Long known as a go-to last resort for broke and hungry college students, ramen is finally demanding a little respect from the New York City dining scene. Forget the dried noodles and dubious beef-powder flavor packets of yore—ramen shops across the city are now offering the dish in all its piping-hot, freshly made glory.
Hardcore fans complain that ramen in Manhattan can’t compare to Japan, where chefs take years to perfect their secret recipes for ramen soup. Miso (soybean paste), tonkotsu (pork bone), shoyu (soy sauce), and shio (salt) are the most common soup bases, but each region of Japan specializes in a different version and each chef develops his own variation on the theme. Then there’s the noodle part—noodle-making is considered an art, and ramen chefs must carefully craft noodles with the right texture and bounce to complement their soup.
Trying to make the perfect bowl of noodles may be compared to a quest for the Holy Grail, but luckily for us, ramen chefs are bringing that quest stateside.
Today marks the official opening of the first American branch of Hakata Ippudo (4th Ave. at 10th St.), a popular ramen chain in Japan and the latest to enter the aptly dubbed “ramen war” currently raging in the East Village. But how does Ippudo stack up against its three closest neighbors, all favorites on the ramen scene? In the spirit of competition, we investigated.
Hailed from the beginning, Ramen Setagaya (1st Ave. at 9th St.) was also the first American branch of a Japanese chain. Setagaya’s strongest suit is its unique shio broth made with sea salt, dried scallops, dried anchovies, two different kinds of seaweed, and a host of other high-quality ingredients that blend to create a complex, round flavor. Other elements of the dish are good but less impressive than the soup—the noodles are a bit wiry and the pork meat, if you can find it between the pieces of fat, can be slightly chewy.

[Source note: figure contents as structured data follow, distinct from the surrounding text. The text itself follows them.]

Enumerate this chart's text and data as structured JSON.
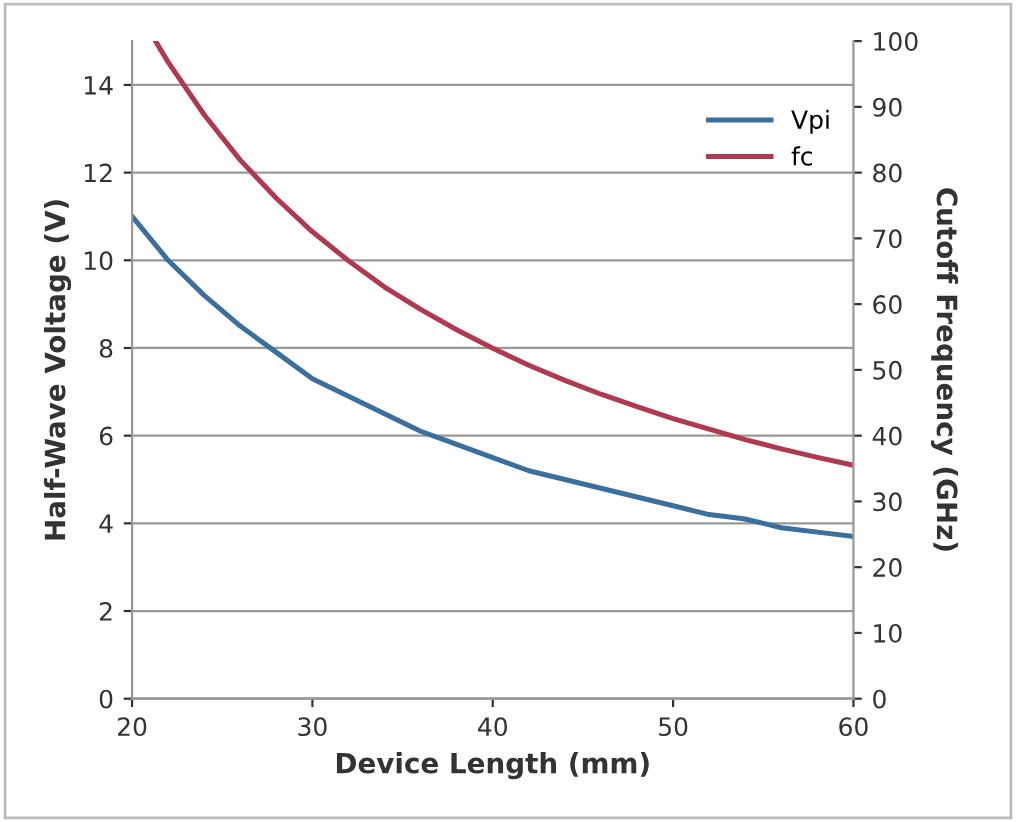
{
  "chart_data": {
    "type": "line",
    "xlabel": "Device Length (mm)",
    "ylabel": "Half-Wave Voltage (V)",
    "y2label": "Cutoff Frequency (GHz)",
    "xlim": [
      20,
      60
    ],
    "xticks": [
      20,
      30,
      40,
      50,
      60
    ],
    "ylim": [
      0,
      15
    ],
    "yticks": [
      0,
      2,
      4,
      6,
      8,
      10,
      12,
      14
    ],
    "y2lim": [
      0,
      100
    ],
    "y2ticks": [
      0,
      10,
      20,
      30,
      40,
      50,
      60,
      70,
      80,
      90,
      100
    ],
    "grid": "y",
    "legend": "top right",
    "marker": "none",
    "line_style": "solid",
    "series": [
      {
        "name": "Vpi",
        "color": "#3a6f9e",
        "x": [
          20,
          22,
          24,
          26,
          28,
          30,
          32,
          34,
          36,
          38,
          40,
          42,
          44,
          46,
          48,
          50,
          52,
          54,
          56,
          58,
          60
        ],
        "values": [
          11.0,
          10.0,
          9.2,
          8.5,
          7.9,
          7.3,
          6.9,
          6.5,
          6.1,
          5.8,
          5.5,
          5.2,
          5.0,
          4.8,
          4.6,
          4.4,
          4.2,
          4.1,
          3.9,
          3.8,
          3.7
        ]
      },
      {
        "name": "fc",
        "color": "#b0384f",
        "axis": "y2",
        "x": [
          21.3,
          22,
          24,
          26,
          28,
          30,
          32,
          34,
          36,
          38,
          40,
          42,
          44,
          46,
          48,
          50,
          52,
          54,
          56,
          58,
          60
        ],
        "values": [
          100,
          96.8,
          88.8,
          81.9,
          76.1,
          71,
          66.6,
          62.6,
          59.2,
          56.1,
          53.3,
          50.7,
          48.4,
          46.3,
          44.4,
          42.6,
          41,
          39.4,
          38,
          36.7,
          35.5
        ]
      }
    ]
  }
}
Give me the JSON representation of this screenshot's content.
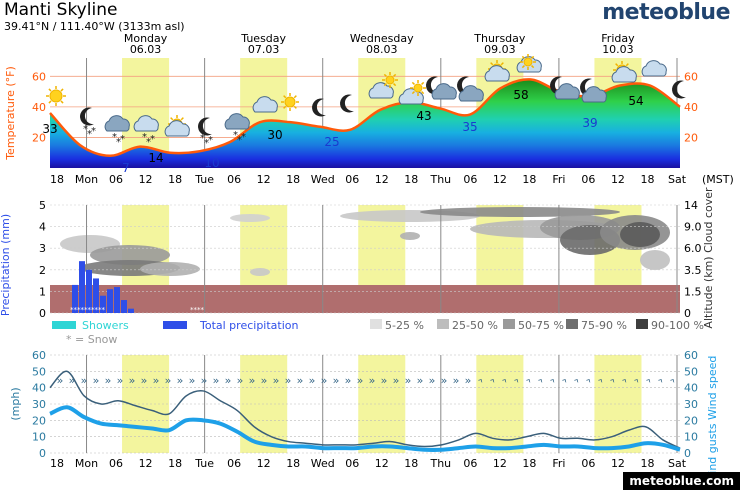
{
  "header": {
    "title": "Manti Skyline",
    "coords": "39.41°N / 111.40°W (3133m asl)",
    "logo": "meteoblue",
    "footer_logo": "meteoblue.com"
  },
  "colors": {
    "day": "#f3f59e",
    "temp_line": "#ff5a0a",
    "wind_line": "#1ea0e8",
    "gust_line": "#3a5f7a",
    "precip_bar": "#2e4ee8",
    "shower_bar": "#2ed5d5",
    "land": "#b06e6e"
  },
  "days": [
    {
      "name": "Monday",
      "date": "06.03"
    },
    {
      "name": "Tuesday",
      "date": "07.03"
    },
    {
      "name": "Wednesday",
      "date": "08.03"
    },
    {
      "name": "Thursday",
      "date": "09.03"
    },
    {
      "name": "Friday",
      "date": "10.03"
    }
  ],
  "time_axis": {
    "ticks": [
      "18",
      "Mon",
      "06",
      "12",
      "18",
      "Tue",
      "06",
      "12",
      "18",
      "Wed",
      "06",
      "12",
      "18",
      "Thu",
      "06",
      "12",
      "18",
      "Fri",
      "06",
      "12",
      "18",
      "Sat"
    ],
    "unit": "(MST)"
  },
  "chart_data": [
    {
      "type": "line",
      "title": "Temperature",
      "ylabel": "Temperature (°F)",
      "yticks": [
        20,
        40,
        60
      ],
      "ylim": [
        0,
        72
      ],
      "x": [
        "18",
        "Mon",
        "06",
        "12",
        "18",
        "Tue",
        "06",
        "12",
        "18",
        "Wed",
        "06",
        "12",
        "18",
        "Thu",
        "06",
        "12",
        "18",
        "Fri",
        "06",
        "12",
        "18",
        "Sat"
      ],
      "values": [
        36,
        15,
        8,
        14,
        10,
        11,
        17,
        30,
        30,
        27,
        25,
        38,
        43,
        39,
        35,
        52,
        58,
        50,
        47,
        54,
        54,
        40
      ],
      "annotations": [
        {
          "text": "33",
          "x": "18"
        },
        {
          "text": "7",
          "x": "06"
        },
        {
          "text": "14",
          "x": "12"
        },
        {
          "text": "10",
          "x": "Tue"
        },
        {
          "text": "30",
          "x": "12"
        },
        {
          "text": "25",
          "x": "Wed"
        },
        {
          "text": "43",
          "x": "18"
        },
        {
          "text": "35",
          "x": "06"
        },
        {
          "text": "58",
          "x": "12"
        },
        {
          "text": "39",
          "x": "06"
        },
        {
          "text": "54",
          "x": "12"
        }
      ]
    },
    {
      "type": "bar",
      "title": "Precipitation",
      "ylabel": "Precipitation (mm)",
      "yticks": [
        0,
        1,
        2,
        3,
        4,
        5
      ],
      "ylim": [
        0,
        5
      ],
      "right_ticks": [
        "0",
        "1.5",
        "3.5",
        "6.0",
        "9.0",
        "14"
      ],
      "right_label": "Altitude (km) Cloud cover",
      "series": [
        {
          "name": "Total precipitation",
          "values": [
            0.0,
            1.3,
            2.4,
            2.0,
            1.6,
            0.8,
            1.1,
            1.2,
            0.6,
            0.2,
            0.0,
            0.0,
            0.0,
            0.0,
            0.0,
            0.0,
            0.0
          ]
        }
      ],
      "legend": [
        "Showers",
        "Total precipitation",
        "* = Snow"
      ],
      "cloud_legend": [
        "5-25 %",
        "25-50 %",
        "50-75 %",
        "75-90 %",
        "90-100 %"
      ]
    },
    {
      "type": "line",
      "title": "Wind",
      "ylabel": "(mph)",
      "right_label": "Wind gusts Wind speed",
      "yticks": [
        0,
        10,
        20,
        30,
        40,
        50,
        60
      ],
      "ylim": [
        0,
        60
      ],
      "series": [
        {
          "name": "Wind speed",
          "values": [
            24,
            28,
            22,
            18,
            17,
            16,
            15,
            14,
            20,
            20,
            18,
            13,
            7,
            5,
            4,
            4,
            3,
            3,
            3,
            4,
            4,
            3,
            2,
            2,
            3,
            4,
            3,
            3,
            4,
            5,
            4,
            4,
            3,
            3,
            4,
            6,
            5,
            2
          ]
        },
        {
          "name": "Wind gusts",
          "values": [
            40,
            50,
            35,
            30,
            32,
            29,
            26,
            24,
            35,
            38,
            32,
            26,
            16,
            10,
            7,
            6,
            5,
            5,
            5,
            6,
            7,
            5,
            4,
            5,
            8,
            12,
            9,
            8,
            10,
            12,
            9,
            9,
            8,
            10,
            14,
            16,
            8,
            3
          ]
        }
      ]
    }
  ]
}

Down a couple blocks from Setagaya is its rumored nemesis, Momofuku Noodle Bar (1st Ave. at 11th St.), owned by critics’ darling David Chang. Those in the Setagaya camp accuse Momofuku of not being authentic, but Chang isn’t aiming for authenticity—instead, Momofuku gives you clean flavors and superb ingredients. At Momofuku, pork from Niman Ranch is the star of the show, and both the pork belly and the leaner cuts of neck are unbelievably tender and juicy. The noodles are fresher than Setagaya’s, but the broth—though pleasant—is unremarkable.
Rai Rai Ken (10th St. at 2nd Ave.), the third contender, offers an intimate ramen experience with a cramped interior and stools facing the ramen chefs. This pint-sized shop isn’t afraid to get a little creative, and here you can choose between shoyu, miso, seafood, or curry broths. Meaty, thick noodles and robust soup make Rai Rai Ken’s ramen the most like comfort food, and although the dishes are not quite as subtle or nuanced as the others, its ingredients come together to form a simple, well-rounded bowl of satisfaction.
So where does our newcomer Ippudo fit in? Ippudo’s posh, modern interior and mixed-cuisine menu (they offer caprese salad and other such anomalies) might cause some to brush it off as another hokey fusion restaurant, but don’t let the accessories fool you—this ramen shop means business. Ippudo’s special tonkotsu broth has a deep, smoky pork flavor but isn’t heavy, and the thin ramen noodles manage to be delicate and springy at the same time. One bowl comes with two tender pieces of Berkshire pork, a little on the thin side but big on flavor.
If Ippudo keeps up the good work, the ramen war in the East Village is bound to get a little more interesting.